Vendredi 13 juin 2008 5 13 /06 /2008 12:19
Le dernier livre, posthume, d'Isabelle ÉBERHARDT (1) est un prodigieux condensé de pensées et de sentiments admirablement exprimés, qu'elle a rédigé, après de longs moments de méditation permis par les étapes de son itinéraire vers le désert, comme si elle avait pressenti sa fin prochaine; comme si elle avait voulu laisser derrière elle la trace littéraire de son passage parmi nous et de sa force intérieure, de son mystère, de son rayonnement.

La réalité est qu'il y a des êtres comme elle qui ne perdent jamais conscience, à chaque instant de leur vie, que tout peut s'arrêter bientôt; que la mort est susceptible de survenir demain, et que, par conséquent, chaque ligne de plus rédigée sur un carnet de voyage, chaque paragraphe de plus à ajouter au futur livre, chaque élément d'une oeuvre de l'esprit quelle qu'elle soit, est une manière, non d'exorciser la perspective de sa propre disparition (encore que...), mais de laisser une empreinte, la plus formée, la plus lisible possible, la plus pérenne aussi, potentiellement.

Alors, on imagine, dans la grande solitude affective et physique qui fut probablement la sienne durant ses périples, l'intensité que dut mettre Isabelle ÉBERHARDT à rédiger, durant ses haltes, accroupie le long du mur encore tiède d'une pauvre maison de terre, sous la fraicheur vespérale offerte par une oasis de dattiers, ou dans le silence de la Zaouia de KENADSA, les lignes dont la puissance d'évocation est si forte.

La réflexion sur soi-même et sur le monde auxquelles elles invitent restent aujourd'hui intactes, par-delà les décennies, depuis plus d'un siècle, et pour longtemps encore.

Oui, Isabelle ÉBERHARDT avait la claire conscience de la fugacité de certains de nos parcours humains et du sien en particulier sans doute : certains passages, relevés au fil de la lecture de "Dans l'ombre chaude de l'Islam" (2) le confirment.

Ainsi cette phrase, page 129 : "...le contact du temps possédé est comme celui d'une main froide et pâle sur un front brûlant..."  ou cette autre, page 53 : "Je ne me suis pas composé un idéal : j'ai marché à la découverte. Je sais bien que cette manière de vivre est dangereuse, mais le moment du danger est aussi celui de l'espérance." Ou enfin, après avoir vu la dépouille d'une jeune suicidée, évoquant son retour de voyage, qu'elle appelle "retraite" : " Après cette retraite, si je reviens vers la vie qui passe, je saurai mieux comprendre l'amour" (p.115).

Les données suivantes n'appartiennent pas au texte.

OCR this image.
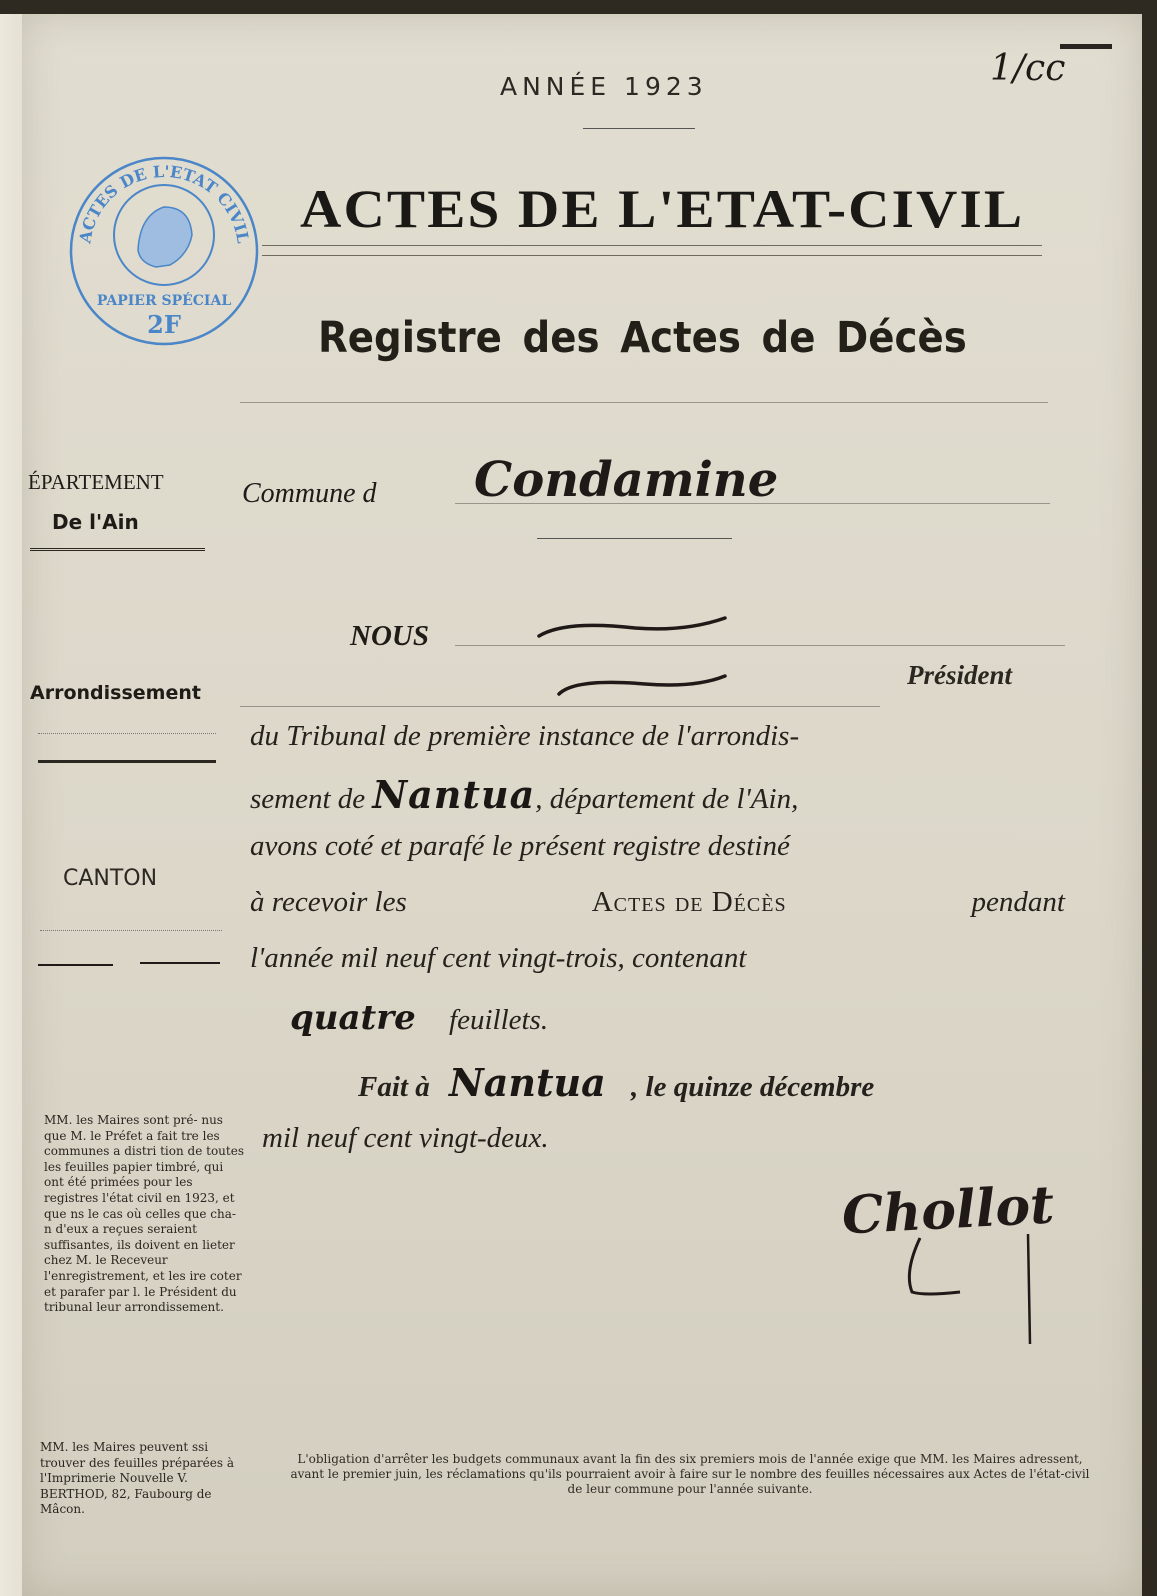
ANNÉE 1923	1/cc
ACTES DE L'ETAT-CIVIL
Registre des Actes de Décès
ACTES DE L'ETAT CIVIL
PAPIER SPÉCIAL
2F
ÉPARTEMENT
De l'Ain
Arrondissement
CANTON
MM. les Maires sont pré- nus que M. le Préfet a fait tre les communes a distri tion de toutes les feuilles papier timbré, qui ont été primées pour les registres l'état civil en 1923, et que ns le cas où celles que cha- n d'eux a reçues seraient suffisantes, ils doivent en lieter chez M. le Receveur l'enregistrement, et les ire coter et parafer par l. le Président du tribunal leur arrondissement.
MM. les Maires peuvent ssi trouver des feuilles préparées à l'Imprimerie Nouvelle V. BERTHOD, 82, Faubourg de Mâcon.
Commune d Condamine
NOUS
Président
du Tribunal de première instance de l'arrondis-
sement de Nantua, département de l'Ain,
avons coté et parafé le présent registre destiné
à recevoir les	Actes de Décès	pendant
l'année mil neuf cent vingt-trois, contenant
quatre feuillets.
Fait à Nantua , le quinze décembre
mil neuf cent vingt-deux.
Chollot
L'obligation d'arrêter les budgets communaux avant la fin des six premiers mois de l'année exige que MM. les Maires adressent, avant le premier juin, les réclamations qu'ils pourraient avoir à faire sur le nombre des feuilles nécessaires aux Actes de l'état-civil de leur commune pour l'année suivante.
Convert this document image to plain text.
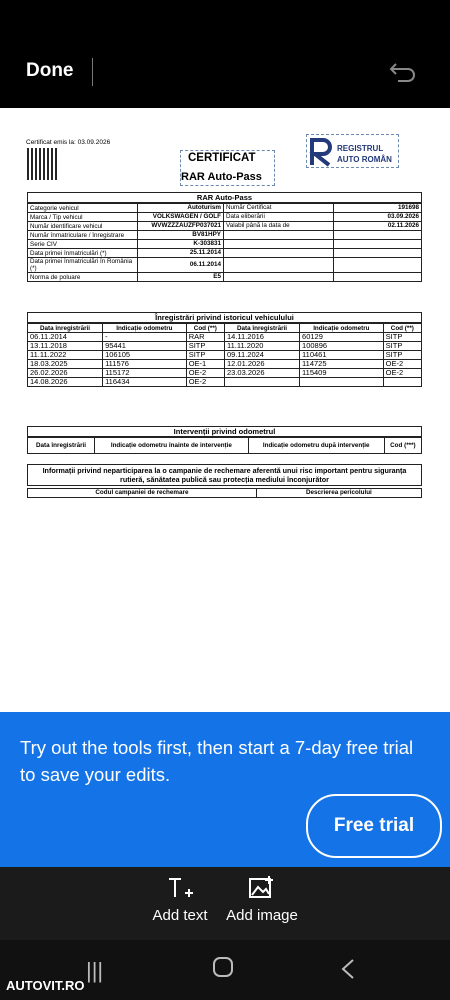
Done
Certificat emis la: 03.09.2026
CERTIFICAT
RAR Auto-Pass
REGISTRUL
AUTO ROMÂN
RAR Auto-Pass
Categorie vehicul	Autoturism	Număr Certificat	191698
Marca / Tip vehicul	VOLKSWAGEN / GOLF	Data eliberării	03.09.2026
Număr identificare vehicul	WVWZZZAUZFP037021	Valabil până la data de	02.11.2026
Număr înmatriculare / înregistrare	BV81HPY		
Serie CIV	K-303831		
Data primei înmatriculări (*)	25.11.2014		
Data primei înmatriculări în România (*)	06.11.2014		
Norma de poluare	E5		
Înregistrări privind istoricul vehiculului
Data înregistrării	Indicație odometru	Cod (**)	Data înregistrării	Indicație odometru	Cod (**)
06.11.2014	-	RAR	14.11.2016	60129	SITP
13.11.2018	95441	SITP	11.11.2020	100896	SITP
11.11.2022	106105	SITP	09.11.2024	110461	SITP
18.03.2025	111576	OE-1	12.01.2026	114725	OE-2
26.02.2026	115172	OE-2	23.03.2026	115409	OE-2
14.08.2026	116434	OE-2			
Intervenții privind odometrul
Data înregistrării	Indicație odometru înainte de intervenție	Indicație odometru după intervenție	Cod (***)
Informații privind neparticiparea la o campanie de rechemare aferentă unui risc important pentru siguranța rutieră, sănătatea publică sau protecția mediului înconjurător
Codul campaniei de rechemare	Descrierea pericolului
Try out the tools first, then start a 7-day free trial to save your edits.
Free trial
Add text	Add image
|||
AUTOVIT.RO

Isabelle a offert à la postérité des lignes d'une grande beauté, dont l'inspiration lui a été donnée dans ce Maghreb qui fut pour elle si nourricier : "Le vent léger frissonne dans les palmes dures d'un grand dattier héroïque, dressé derrière le mur comme un buisson de lances. - De tous les arbres, le dattier est celui qui ressemble le plus à une colonne de temple. Il y a de la guerre et du mysticisme, une croyance en l'Unique, une aspiration, dans cet arbre sans branches. L'Islam naquit, comme lui, d'une idée de droiture et de jaillissement dans la lumière. Il fut l'expression dans le domaine divin des palmes et des jets d'eau." (p. 130).

Elle les a admirés, ces arbres de haute tige, allongée sur le sol sablonneux, dans une palmeraie humide, à Taagda : "Dans la quiétude profonde de cette clairière isolée, d'innombrables lézards d'émeraude et des caméléons changeants se délectent dans les tâches de soleil, étalés sur les pierre. Pas un chant d'oiseau, pas un cri d'insecte. Quel beau silence ! Tout dort d'un lourd sommeil, et les rayons épars glissent entre les hauts troncs des dattiers comme des chevelures de rêve..." (p. 42)

IL est vraiment difficile de refermer ce petit livre.

On le quitte un peu différent, encore baigné de l'atmosphère propre à ce monde traversé avec Isabelle, de "cette impression d'immobilité des êtres et des choses que j'ai éprouvée dans toutes les vieilles cités d'Islam, et qui donne, en quelques minutes, l'illusion de leur durée, presque de leur éternité."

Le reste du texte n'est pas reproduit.